- In what it calls an effort to “uphold the law” and “restore common sense,” the Department of Education’s Office for Civil Rights is investigating Smith College – a women's college located in Northampton, Massachusetts – for admitting “biological men” and allowing them access to women’s “intimate spaces,” such as dorms, locker rooms and bathrooms, and to compete the school’s athletic teams.
- “An all-women’s college loses all meaning if it is admitting biological males,” said Assistant Secretary for Civil Rights Kimberly Richey. “Allowing biological males into spaces designed for women raises serious concerns about privacy, fairness, and compliance under federal law.”
- Though Title IX permits a single-sex exception that allows institutions to enroll all-male or all-female student bodies, that department contends that the exception applies on the basis of biological sex, “not subjective gender identity.” The department argues further that all-women’s colleges are meant to maintain a “particular form of sorority and camaraderie.”

The bigger picture:
When Smith College began admitting transwomen in 2015, it followed a year-long study that concluded that the “concepts of female identity have evolved.”
The U.S. Department of Education's current investigation arose from a 2025 complaint filed by Defending Education, a conservative advocacy group, which took issue with Smith College’s admissions practices and its policies regarding access to locker rooms and bathrooms and allowing trans women to compete on women’s athletic teams, POLITICO reports.

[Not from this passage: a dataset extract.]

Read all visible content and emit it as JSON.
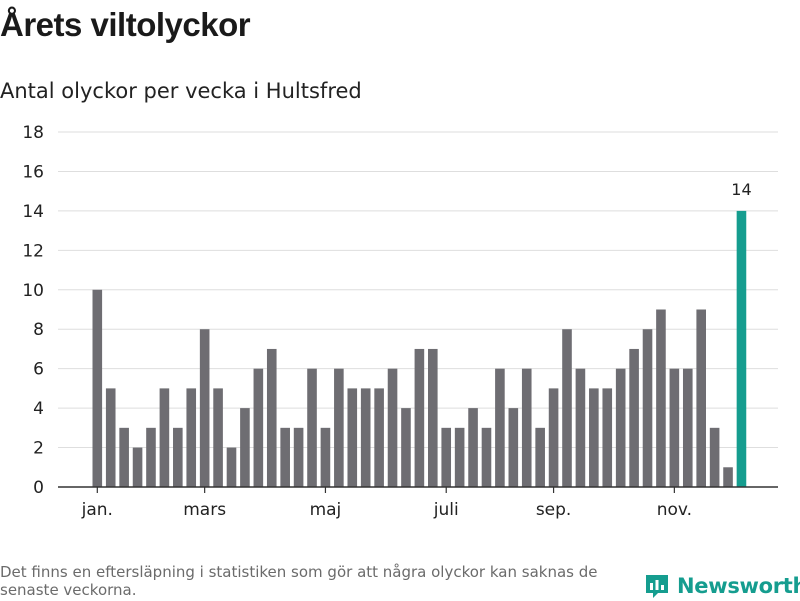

Jillian Kinzie, associate director of the National Survey of Student Engagement at the Center for Postsecondary Research at Indiana University, said the Education Department's probe is misguided and that it’s “perfectly appropriate” for women’s colleges to enroll students who self-identify as women – including cis, trans, and nonbinary women. “Because they are intentionally designed for inclusion and women’s empowerment, women’s colleges are uniquely situated to support all the students they admit in an environment free of gender bias,” Kinzie said.
According Kinzie, research shows women’s colleges provide learning environments that “help women thrive, experience challenge, collaborate, lead, forge supportive networks and excel in fields where they have historically been excluded.”